La Europa de los enanos quiere un rasero a su altura en el que no destaque ninguna talla de mínima relevancia
Los grandes cambios históricos se producen por el impulso de los pueblos, pero necesitan de un liderazgo que los encauce hacia el ámbito en el que se toman las grandes decisiones, que es el de la política.
Por eso en el reciente aniversario de la caída del Muro de Berlín pesaba bajo el fulgor pirotécnico de la fiesta la memoria de los gigantes que lo hicieron posible.
Gorbachov, el Suárez del comunismo, tan similar en su esfuerzo de desmontaje de un régimen que hasta sufrió una intentona golpista; Kohl, el tenaz arquitecto de la reunificación alemana; Thatcher, la estricta gobernanta que revirtió la decadencia del bipartidismo británico; Mitterrand, el viejo zorro ambiguo que dominaba como un césar los recovecos del poder; Reagan, el inesperado estadista cuya simpleza estratégica resultó de una efectividad demoledora; incluso González, que entonces aún no había ensombrecido la frescura de su carisma con la mancha de la corrupción y el crimen de Estado.

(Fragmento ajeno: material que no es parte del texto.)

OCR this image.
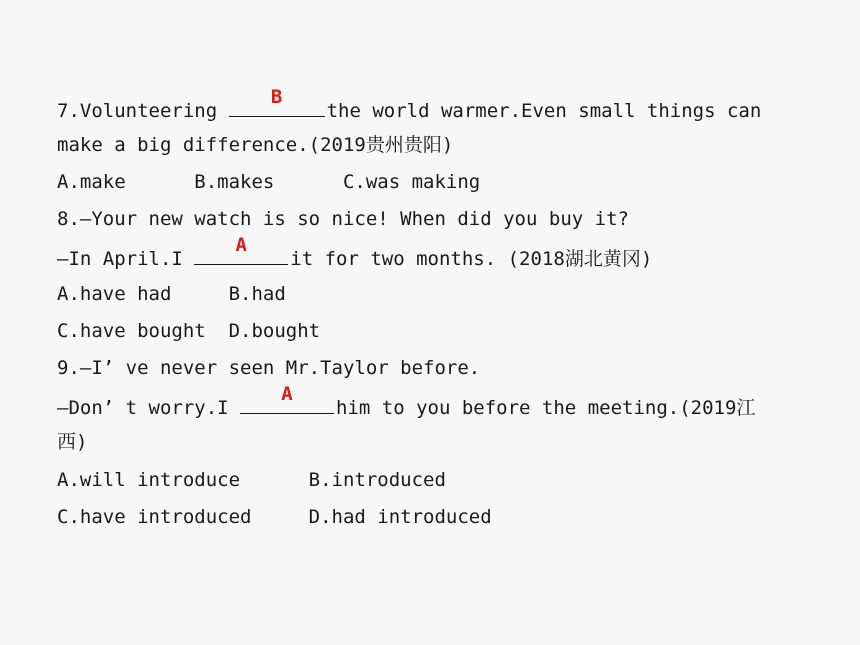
7.Volunteering
B
the world warmer.Even small things can
make a big difference.(2019贵州贵阳)
A.make      B.makes      C.was making
8.—Your new watch is so nice! When did you buy it?
—In April.I
A
it for two months. (2018湖北黄冈)
A.have had     B.had
C.have bought  D.bought
9.—I’ ve never seen Mr.Taylor before.
—Don’ t worry.I
A
him to you before the meeting.(2019江
西)
A.will introduce      B.introduced
C.have introduced     D.had introduced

Y el Papa Juan Pablo, cuyo ejemplo moral socavó los cimientos de la tiranía comunista como si su palabra hiciera sonar las trompetas de Jericó.
Aquello fue de veras una conjunción planetaria de líderes irrepetibles, una coincidencia de talento y pujanza que precipitó con su acción decisiva el salto cualitativo de la Historia… y cuya evocación provoca una cosquilla de melancolía al comparar esa alineación galáctica con la mediocre panoplia de sucesores que celebraron la efemérides de su obra maestra.
Afirma Ignacio Camacho en ABC -«La Europa de los enanos«- que la de hoy es la Europa de Berlusconi, de Brown o de Zapatero, una gris y desacordada nomenclatura tan consciente de su vulgaridad que se conjura para cerrarle el paso en la presidencia comunitaria a cualquier figura que pueda eclipsar su protagonismo mortecino.
La confabulación de medianías dirigentes -con la complicidad egoísta de Merkel y Sarkozy, celosos de su relativa hegemonía entre enanos- descarta con pretextos, impedimentos y vetos la posibilidad de que un Blair, un Felipe, un Aznar, un Schröder o una Mary Robinson encabecen el Tratado de Lisboa para no tener que sufrir su sombra, y buscan en el perfil bajo de los burócratas luxemburgueses o belgas un simple funcionario que le coja el teléfono a Obama.
Que ése sí tiene un perfil de liderazgo inatacable, aunque aún le quede pendiente el detalle de demostrarlo.
La Europa de los enanos quiere un rasero a su altura en el que no destaque ninguna talla de mínima relevancia.
Se refocila en una mediocridad anodina incapaz de aportar ideas, impulsos o novedades que rompan su rutina endogámica.
Se siente cómoda en la planitud de una dirigencia conformista con su propia galbana intelectual, sus tristes automatismos políticos y sus pequeños resortes de poder.
Sin grandeza, sin ambiciones, sin sueños. Veinte años después de la demolición del Telón de Acero, esta gente no tiraría ni una pared de cartón.